A rod of negligible heat capacity has length 20 cm, area of cross section $1.0c{{m}^{2}}$ and thermal conductivity $200W{{m}^{-1}}^{o}{{C}^{-1}}$. The temperature of one end is maintained at ${{0}^{0}}C$and that of the other end is slowly and linearly varied from ${{0}^{0}}C$ to ${{60}^{0}}C$ in 10 minutes. Assuming no loss of heat through the sides, find the total heat transmitted through the rod in these 10 minutes.

Answer 1

To solve this question, we need to use the concept of heat capacity and heat transfer.

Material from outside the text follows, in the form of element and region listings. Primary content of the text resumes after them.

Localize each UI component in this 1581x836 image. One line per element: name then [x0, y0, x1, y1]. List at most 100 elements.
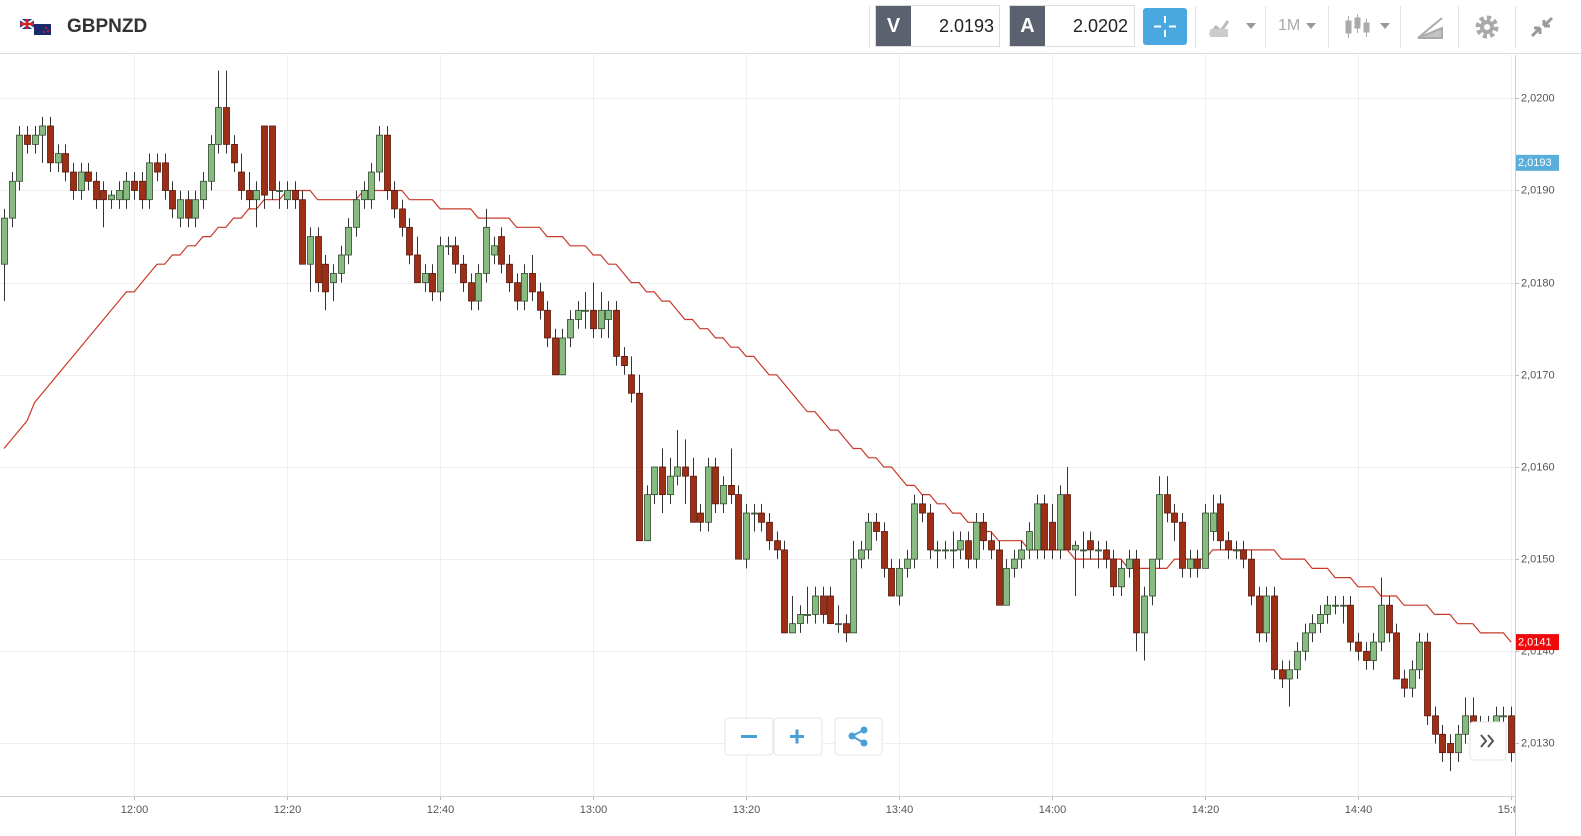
x-tick-label: 14:40 — [1345, 804, 1373, 816]
candle-body — [682, 466, 689, 477]
candle-body — [521, 273, 528, 302]
candle-body — [78, 171, 85, 191]
candle-body — [1332, 604, 1339, 607]
candle-body — [965, 540, 972, 560]
candle-body — [590, 309, 597, 330]
scroll-end-button[interactable] — [1469, 721, 1507, 761]
candle-body — [100, 190, 107, 201]
candle-body — [185, 199, 192, 219]
candle-body — [705, 466, 712, 523]
moving-average-line — [3, 189, 1512, 643]
price-tag-label: 2,0193 — [1518, 157, 1552, 169]
candle-body — [934, 549, 941, 552]
draw-button[interactable] — [1416, 14, 1444, 40]
candle-body — [139, 180, 146, 201]
candle-body — [215, 107, 222, 145]
candle-body — [835, 623, 842, 626]
candle-body — [758, 512, 765, 523]
candle-body — [399, 208, 406, 228]
candle-body — [177, 199, 184, 219]
candle-body — [636, 392, 643, 542]
candle-body — [1171, 512, 1178, 523]
share-button[interactable] — [834, 717, 883, 756]
candle-body — [299, 199, 306, 265]
settings-button[interactable] — [1474, 14, 1500, 40]
candle-body — [1072, 544, 1079, 551]
candle-body — [1026, 531, 1033, 551]
candle-body — [1202, 512, 1209, 569]
share-icon — [848, 726, 868, 747]
candle-body — [9, 180, 16, 219]
candle-body — [1217, 503, 1224, 542]
candle-body — [820, 595, 827, 615]
candle-body — [1294, 650, 1301, 671]
candle-body — [276, 190, 283, 192]
candle-body — [445, 245, 452, 248]
candle-body — [506, 263, 513, 284]
candle-body — [39, 125, 46, 136]
candle-body — [888, 567, 895, 597]
chart-type-button[interactable] — [1208, 15, 1258, 39]
candle-body — [307, 236, 314, 265]
x-tick-label: 12:20 — [274, 804, 302, 816]
candle-body — [1462, 715, 1469, 735]
candle-body — [1347, 604, 1354, 643]
candle-body — [1248, 558, 1255, 597]
candle-body — [414, 254, 421, 284]
candle-body — [1378, 604, 1385, 643]
candle-body — [559, 337, 566, 376]
candle-body — [353, 199, 360, 228]
candle-body — [690, 475, 697, 523]
crosshair-button[interactable] — [1143, 8, 1187, 45]
candle-body — [1508, 715, 1515, 754]
candle-body — [1164, 494, 1171, 514]
candle-body — [406, 226, 413, 256]
candle-body — [154, 162, 161, 173]
price-tags: 2,0193 2,0141 — [1516, 154, 1559, 651]
price-tag — [1516, 634, 1559, 651]
toolbar: GBPNZD V 2.0193 A 2.0202 1M — [0, 0, 1581, 54]
candle-style-button[interactable] — [1344, 13, 1392, 41]
candle-body — [996, 549, 1003, 606]
candle-body — [812, 595, 819, 615]
candle-body — [1126, 558, 1133, 569]
candle-body — [208, 143, 215, 182]
candle-body — [162, 162, 169, 191]
candle-body — [881, 531, 888, 569]
x-tick-label: 12:40 — [427, 804, 455, 816]
candle-body — [1309, 623, 1316, 634]
candle-body — [1103, 549, 1110, 560]
candle-body — [1393, 632, 1400, 680]
candle-body — [1133, 558, 1140, 634]
separator — [1328, 6, 1329, 48]
price-tag — [1516, 154, 1559, 171]
zoom-controls — [724, 717, 1507, 761]
candle-body — [292, 190, 299, 201]
candle-body — [911, 503, 918, 560]
buy-label: A — [1010, 6, 1045, 46]
candle-body — [24, 134, 31, 145]
collapse-button[interactable] — [1528, 14, 1556, 40]
buy-box[interactable] — [1009, 5, 1135, 47]
candle-body — [1003, 567, 1010, 606]
sell-box[interactable] — [875, 5, 1000, 47]
y-tick-label: 2,0130 — [1521, 737, 1555, 749]
candle-body — [475, 273, 482, 302]
candle-body — [192, 199, 199, 219]
candle-body — [575, 309, 582, 320]
x-axis: 12:00 12:20 12:40 13:00 13:20 13:40 14:00 14:20… — [121, 796, 1515, 816]
candle-body — [200, 180, 207, 201]
timeframe[interactable]: 1M — [1278, 17, 1301, 34]
candle-body — [483, 226, 490, 274]
candle-body — [429, 273, 436, 293]
candle-body — [1080, 549, 1087, 552]
candle-body — [697, 512, 704, 523]
candle-body — [659, 466, 666, 496]
candle-body — [116, 190, 123, 201]
candle-body — [605, 309, 612, 320]
candle-body — [789, 623, 796, 634]
candle-body — [384, 134, 391, 191]
candle-body — [1156, 494, 1163, 560]
separator — [1195, 6, 1196, 48]
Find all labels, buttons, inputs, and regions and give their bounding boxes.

The heat capacity is defined as the amount of heat required to raise the temperature of one gram of substance by one degree Celsius. Find the rate of change of temperature and then find the heat transmitted using the discrete summation.

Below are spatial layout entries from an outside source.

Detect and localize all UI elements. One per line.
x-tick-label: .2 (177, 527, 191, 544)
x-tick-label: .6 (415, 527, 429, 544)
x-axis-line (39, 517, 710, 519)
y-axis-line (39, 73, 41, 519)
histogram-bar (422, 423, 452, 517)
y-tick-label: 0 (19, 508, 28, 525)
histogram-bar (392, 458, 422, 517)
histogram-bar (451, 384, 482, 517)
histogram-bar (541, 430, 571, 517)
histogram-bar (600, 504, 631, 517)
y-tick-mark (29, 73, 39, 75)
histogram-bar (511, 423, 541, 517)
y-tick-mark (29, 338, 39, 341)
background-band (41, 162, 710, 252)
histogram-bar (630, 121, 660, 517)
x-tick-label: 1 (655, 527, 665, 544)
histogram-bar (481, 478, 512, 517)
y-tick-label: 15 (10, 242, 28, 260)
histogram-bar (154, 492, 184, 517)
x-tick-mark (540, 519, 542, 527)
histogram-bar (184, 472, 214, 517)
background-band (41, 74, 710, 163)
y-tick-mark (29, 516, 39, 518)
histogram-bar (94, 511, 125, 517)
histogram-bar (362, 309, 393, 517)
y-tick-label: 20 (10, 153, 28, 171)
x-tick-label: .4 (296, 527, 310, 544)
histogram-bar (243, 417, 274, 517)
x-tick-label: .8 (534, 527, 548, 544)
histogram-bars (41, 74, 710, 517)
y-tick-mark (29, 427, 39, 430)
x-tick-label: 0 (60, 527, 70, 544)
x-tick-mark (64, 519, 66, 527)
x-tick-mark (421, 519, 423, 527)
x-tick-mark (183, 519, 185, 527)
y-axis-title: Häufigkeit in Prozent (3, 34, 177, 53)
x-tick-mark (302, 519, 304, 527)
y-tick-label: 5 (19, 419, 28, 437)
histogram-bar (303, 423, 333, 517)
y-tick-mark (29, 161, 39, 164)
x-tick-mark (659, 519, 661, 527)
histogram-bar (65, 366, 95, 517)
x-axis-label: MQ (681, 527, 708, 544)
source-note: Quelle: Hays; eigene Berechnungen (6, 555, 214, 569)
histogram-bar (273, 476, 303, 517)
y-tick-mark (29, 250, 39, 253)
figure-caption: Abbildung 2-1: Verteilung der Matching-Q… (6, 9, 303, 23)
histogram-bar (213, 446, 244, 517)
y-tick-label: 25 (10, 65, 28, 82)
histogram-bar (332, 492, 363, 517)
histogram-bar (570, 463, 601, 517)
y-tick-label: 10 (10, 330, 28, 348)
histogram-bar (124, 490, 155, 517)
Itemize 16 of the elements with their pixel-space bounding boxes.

Complete step-by-step answer:
Given, the length of the rod is $l=20cm=0.2m$
The cross-sectional area of the rod is $A=1.0c{{m}^{2}}={{10}^{-4}}{{m}^{3}}$
Thermal conductivity k is given as, $k=200W{{m}^{-1o}}{{C}^{-1}}$
The temperature of one end of the rod is ${{0}^{0}}C$ and the temperature of the other end is linearly varies from ${{0}^{0}}C$ to ${{60}^{0}}C$ in 10 minutes.
So, the rate of change of temperature is,
$=\dfrac{\Delta T}{\Delta t}=\dfrac{60-0}{10\times 60}={{0.1}^{o}}C/s$
Now, the rate of heat transmitted through the rod can be mathematically expressed as,
$\dfrac{\Delta Q}{\Delta t}=\dfrac{\Delta TkA}{l}$
Where, $\Delta Q$ is the amount of heat transmitted, $\Delta T$ is the change in temperature, k is the thermal conductivity, A is the cross sectional area of the rod and l is the length of the rod.
So, the heat transmitted can be defined as
$Q=\sum{\dfrac{\Delta TkA}{l}\Delta t}$
Discretely, we can define the heat transferred for each small interval of time. Considering the time interval as $\Delta t=1s$, from the rate of increase of temperature, we can define that $\Delta T\Delta t$ will increase by o.1 each time.
So,
$\begin{aligned} & Q=\dfrac{kA}{l}\times 0.1+\dfrac{kA}{l}\times 0.2+\dfrac{kA}{l}\times 0.3+........+\dfrac{kA}{l}\times 60 \\\ & Q=\dfrac{kA}{l}\times \left[ 0.1+0.2+0.3+.....+60 \right] \\\ \end{aligned}$
Now, from the series summation and the sum of n terms of AP, $S=\dfrac{n}{2}(a+{{a}_{n}})$
For the series $0.1+0.2+0.3+.....+60$, the summation of the series is,
$0.1+0.2+0.3+.....+60=\dfrac{600}{2}\left( 0.1+60 \right)=300\times 60.1$
So, the heat transmitted is,
$\begin{aligned} & Q=\dfrac{200\times {{10}^{-4}}}{0.2}\times 300\times 60.1 \\\ & Q=1800J \\\ \end{aligned}$
The total heat transmitted is 1800J.

Note: Heat can be measured as the total internal energy of the system. The dependence of heat energy with temperature can be defined in terms of the physical quantities specific heat capacity and the heat capacity of the system.